В это время в зеркале появился новый персонаж: мужчина уже весьма почтенных лет, впрочем, никак не подпадающий под определение «старый». Он был красив — синие, веселые глаза на бронзовом лице, короткая бородка, белоснежные волосы, широкая, белозубая улыбка и золотое кольцо в левом ухе. Одет он был в черные шелковые рубаху и штаны, высокие сапоги серой замши, на поясе — ярко-алый шарф; в правой руке он держал небольшой хрустальный шар, в глубине которого словно плясал рой светлячков.
— Это — Мастер Соблазна, он же Искуситель. Он как никто умеет найти слабое место в том невообразимом пантеоне желаний, который сопровождает человека от рождения до смерти. О, он знает, что показать в своем хрустальном шаре, чтобы возжелавший сделал первый шаг в бездну. Сделать явным еще не осознаваемое желание, превратить слабое хотение в яростную жажду, представить доступное как запретное и тем самым извратить путь достижения — в этом ему нет равных. Я думаю, вам придется часто работать вместе. А вот это твой шестой товарищ по цеху. Присмотрись сейчас поподробнее, чтобы потом, при встрече, не вздрагивать и не таращиться.
… А было от чего и то, и другое проделать, а если кто нервами слаб — так и чувств лишиться. Представший в зеркале был одет в простую черную сутану, делавшую его фигуру еще более высокой и угловатой; он опирался на массивный черный посох, покрытый резьбой, сюжеты которой составляли всевозможные виды и способы пыток. Его абсолютно лысую голову украшала татуировка, начинавшаяся на шее: две змеи, вползающие со спины, обвивающиеся вокруг головы и оскалившие свои пасти на висках (когда Мастер говорил или, что еще ужаснее, улыбался, то казалось, что змеи неистово кусают его). Глаза Мастера были обведены темными кругами бессонницы, их отличало отсутствие ресниц и вертикальные зрачки; рот его, почти безгубый, скрывал за собой ряд острых, игольчатых зубов и длинный черный язык.

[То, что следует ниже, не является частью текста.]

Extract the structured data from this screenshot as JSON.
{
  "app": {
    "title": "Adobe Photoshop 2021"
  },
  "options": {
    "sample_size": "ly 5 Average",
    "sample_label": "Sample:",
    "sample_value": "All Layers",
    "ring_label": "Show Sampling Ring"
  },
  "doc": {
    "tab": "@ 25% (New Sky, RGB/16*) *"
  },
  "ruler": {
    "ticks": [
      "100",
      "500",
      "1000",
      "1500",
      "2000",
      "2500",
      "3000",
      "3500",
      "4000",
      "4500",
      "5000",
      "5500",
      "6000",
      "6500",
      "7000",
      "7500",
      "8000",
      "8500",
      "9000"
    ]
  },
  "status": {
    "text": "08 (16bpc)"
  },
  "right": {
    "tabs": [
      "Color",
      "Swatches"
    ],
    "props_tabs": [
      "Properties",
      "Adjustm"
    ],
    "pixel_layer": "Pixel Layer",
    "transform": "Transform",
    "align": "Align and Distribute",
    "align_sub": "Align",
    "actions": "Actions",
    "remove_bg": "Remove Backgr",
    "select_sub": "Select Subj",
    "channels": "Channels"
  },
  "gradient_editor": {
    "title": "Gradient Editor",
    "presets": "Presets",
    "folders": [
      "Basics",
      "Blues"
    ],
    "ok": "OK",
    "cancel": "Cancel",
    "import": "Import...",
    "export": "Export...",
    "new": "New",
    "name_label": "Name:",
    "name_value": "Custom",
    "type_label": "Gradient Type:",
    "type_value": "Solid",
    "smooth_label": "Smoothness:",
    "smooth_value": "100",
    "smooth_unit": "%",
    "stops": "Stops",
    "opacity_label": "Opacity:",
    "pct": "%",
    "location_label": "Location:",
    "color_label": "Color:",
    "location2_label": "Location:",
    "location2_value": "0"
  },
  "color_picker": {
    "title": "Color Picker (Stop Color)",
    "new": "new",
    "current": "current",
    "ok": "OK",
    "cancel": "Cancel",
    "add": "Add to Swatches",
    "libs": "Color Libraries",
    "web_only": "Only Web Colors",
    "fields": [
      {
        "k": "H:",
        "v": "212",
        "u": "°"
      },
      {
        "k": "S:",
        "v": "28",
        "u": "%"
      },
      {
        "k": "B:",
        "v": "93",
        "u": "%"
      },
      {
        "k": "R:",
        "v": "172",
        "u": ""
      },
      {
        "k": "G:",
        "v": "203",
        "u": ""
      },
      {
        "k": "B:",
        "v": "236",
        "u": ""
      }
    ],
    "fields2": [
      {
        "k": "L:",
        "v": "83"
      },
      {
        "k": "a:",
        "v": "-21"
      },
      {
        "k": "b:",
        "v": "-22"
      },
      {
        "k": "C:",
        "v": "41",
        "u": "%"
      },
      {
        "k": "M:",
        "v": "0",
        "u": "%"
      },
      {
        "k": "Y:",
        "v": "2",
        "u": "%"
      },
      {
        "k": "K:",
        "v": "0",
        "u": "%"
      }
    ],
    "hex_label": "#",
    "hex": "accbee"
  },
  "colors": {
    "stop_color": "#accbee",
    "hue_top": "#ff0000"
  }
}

— …Мастер Безумия, находка Аваддона. Работа над ним была тяжкой, мы думали, что он не выживет. Видишь ли, ученик, все вы, мои Мастера, прежде чем приступить к исполнению своего предназначения, прошли ритуал расчеловечивания; так вот, ему пришлось солонее всех вас, вместе взятых. Его предназначение столь ужасно, что нам пришлось забрать у него почти все, чем наделил его Всевышний, даже его разум мы переделали на собственный, дьявольский лад. Ему не ведом страх, он не знает жалости, и ничего не помнит. Мы не тронули только чувство долга — оно и раньше было в нем сильнее всех прочих. Кстати, обиходного прозвища у него нет.
— Кто он? Вернее, кем он был?
— Разве это так уж важно? Что ж… он был тем, кого люди называют столпом веры, оплотом святости и еще всяко разно. Очень переживал из-за обилия зла в мире и искренне считал, что его отекшие за многочасовые бдения ноги, искусанное паразитами тело и шрамы от плетки-семихвостки количество этого самого зла уменьшат. Он очень много об этом молился… вот и домолился.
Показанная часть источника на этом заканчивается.